Internet, I don't even know how to process what happened to me today. I am feeling angry and humiliated and anxious all because I did something today that I DO NOT think was wrong but someone else did.
A man called the police on me today for leaving my sleeping twins and fully awake six-year-old daughter in the car alone... for less than five minutes.
This is what happened:
I needed to pick up a dress that I had ordered. The store opened at 11 and I pulled into the parking lot at 11. All three girls were in the car but Jude and Elie had just fallen asleep. Vivi was awake and coloring and said she didn't want to go in. There were only three or four other cars in the parking lot and because the front of the store where I would be has a big window and I knew I wouldn't be long, I decided to run in alone. I put down the windows in the car (it was 80 degrees and somewhat overcast), locked the doors, and gave Vivi the usual warning that she should not unlock the door for anyone. (The car alarm would go off if someone reached in and unlocked the door manually.)

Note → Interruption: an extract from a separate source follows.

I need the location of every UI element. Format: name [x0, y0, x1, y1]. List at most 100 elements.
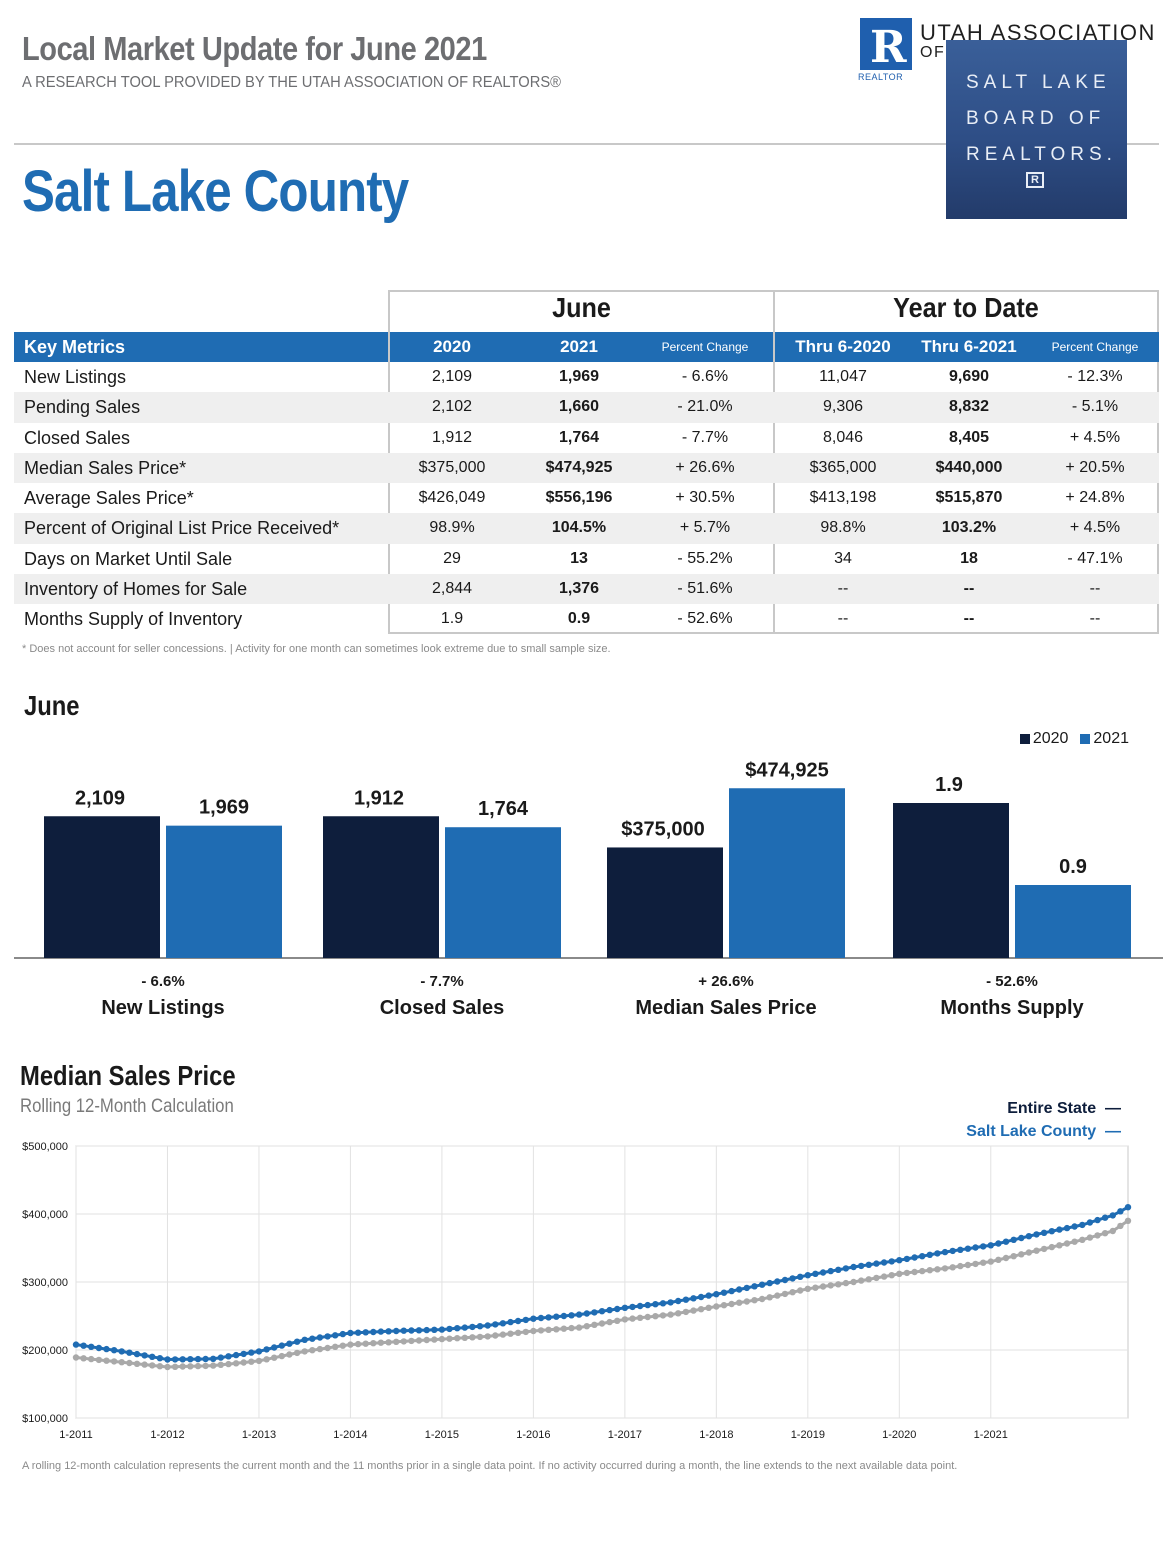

I walked into the store and told the woman I was here to pick up my dress. While she was retrieving it, I stood at the window and watched my car. I saw a man come up who was parked next to me. He noticed the girls but did not touch my car or speak to them. (I would have been out there in a heartbeat if that had been the case.) Then he got on his phone. I didn't think anything of it and I had probably been in the store 2-3 minutes at this point.
At that point, the woman brought out my dress. I checked it out and signed for it and then I returned to my car. The man who was on the phone was no longer there but his car still was. When I get to the car, Vivi told me she needed the bathroom. I let her out of the car, locked it again, walked the 15 feet to the store and asked the woman right inside if my daughter could use the bathroom. At the entryway of the store, I watched Vivi walk into the bathroom and I told her to lock the door and come straight out to the car where I would be waiting for her. She was back in less than 3 minutes.
While we were getting buckled, the man with the phone got into his car (clearly seeing me) and proceeded to drive very slowly around the small parking lot. That is when I saw the fire truck and two police cars coming down the street. I thought maybe they were coming for this weird guy driving around but as I was pulling out the police motioned for me to stop. I did not have any idea that this situation was all about me until the policeman came up to my window and told me to turn off my car and asked me if I had left my children alone in the car.
I explained everything that I just wrote here. The fireman/EMT said that the person who called said the kids "weren't looking good" so he touched Jude's leg. He just laughed and said, "She is the perfect temperature. Definitely not a problem." (Jude and Elie stayed asleep during the whole debacle but Vivi was very confused and anxious.) The police kept asking if I had the windows up or down. I felt like he was trying to catch me in a lie. Eventually, he told me to "wait in my vehicle" while he verified my story in the store. (The retail staff validated everything I said.)
The firemen/EMTs left and when the policeman came back to the car, he said, "I'm going to let you go but I think you are playing with fire here." That just made me angry. I said, "I am a good mother. I would never intentionally put them in harm's way and with your line of thinking, it is playing with fire to give them a bath because they could slip in the tub and crack their head open." He acknowledged that was true and then informed me that he needed to write a police report so I had to give him all my family's vital statistics.
I didn't start crying until he made the "playing with fire" comment. I've never felt so angry and judged as I did in that moment. I know I am a good mother but that scene in the parking lot made me feel like I was a pariah for doing something that almost all of our parents did routinely. (By the way, statistically we are MUCH safer now than when we were children.)
I think as a culture we have become so obsessed with the safety of our children that we've lost all sense of what is reasonable. If I had woken my children up and forced Vivi out of the car, it would have been a 30 minute production and everyone would have suffered for it. I made my decision AFTER assessing the time, health, happiness, risk, and safety of all involved. I'm not a thoughtless dimwit.
I don't want my children going through life never feeling safe in public. I didn't grow up that way and I still believe that 99% of the people in the world are good. Sure it only takes one weirdo to ruin your life but trying to prevent that is like preparing for an asteroid to hit. Police report or not, I would still make the same decision I made today.